2015 song by the Weeknd

"Tell Your Friends" is a song by Canadian singer-songwriter the Weeknd from his second studio album, Beauty Behind the Madness (2015). The Weeknd co-wrote the song with Kanye West, Che Pope, Illangelo, Mike Dean, and Noah Goldstein, (Note: Find additional credits for the song on the BMI Repertoire by searching the work number #20502911.) co-producing it with Pope, West, Omar Riad, Illangelo, Dean, and Goldstein. The track samples "Can't Stop Loving You" by Soul Dog, with its writers Carl Marshall and Robert Holmes receiving songwriting credits. A live remix of the song with American rapper Nas was performed at the 2016 Met Gala Ball.
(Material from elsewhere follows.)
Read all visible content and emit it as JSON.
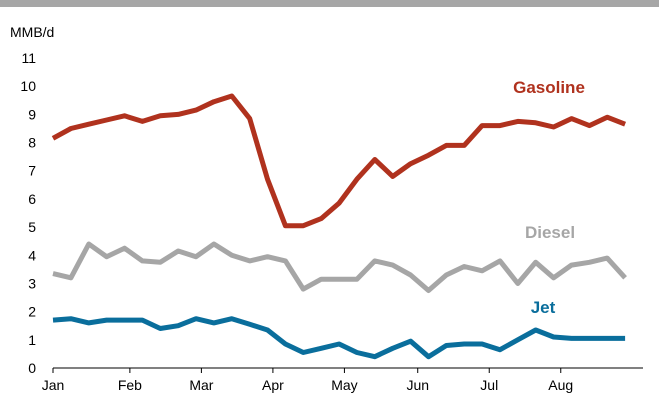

In November 2015, American rapper Fabolous released his remix of the song, which appeared on his mixtape, Summertime Shootout.

== Background ==
"Tell Your Friends" originated as a demo by Kanye West, titled "When I See It". West released his version as a single on his SoundCloud account on October 19, 2015, alongside a remix of the song "Say You Will".

== Music video ==
The music video for "Tell Your Friends", directed by Grant Singer, was released on August 24, 2015. The music video also features another track from Beauty Behind the Madness, "Real Life" which is played at the end of the video while the Weeknd is driving out into the night. As of February 2025, the video has surpassed over 80 million views.

=== Synopsis ===
The video begins with the Weeknd walking into foreground holding a shovel, appearing to be burying himself, supposedly the previous iteration of himself of the Kiss Land era. He sticks the shovel in the sand and starts to walk away from where he is buried while performing to the song. A weird looking skinny man approaches his direction before getting shot by the Weeknd. The Weeknd gets closer standing over him, looks down at the body and shoots him again. Another song, "Real Life", plays at the end of the video as he walks back to where his car is parked. The Weeknd then gets into the car and starts driving out into the night.

== Charts ==

=== Weekly charts ===

| Chart (2015) | Peak position |
|---|---|
| Canada Hot 100 (Billboard) | 44 |
| Sweden (Sverigetopplistan) | 100 |
| UK Singles (Official Charts) | 74 |
| US Billboard Hot 100 | 54 |
| US Hot R&B/Hip-Hop Songs (Billboard) | 19 |

=== Year-end charts ===

| Chart (2015) | Position |
|---|---|
| US Hot R&B Songs (Billboard) | 30 |

== Certifications ==

| Region | Certification | Certified units/sales |
| Canada (Music Canada) | Gold | 40,000^{‡} |
| New Zealand (RMNZ) | Gold | 15,000^{‡} |
| United Kingdom (BPI) | Silver | 200,000^{‡} |
| United States (RIAA) | Platinum | 1,000,000^{‡} |
^{‡} Sales+streaming figures based on certification alone.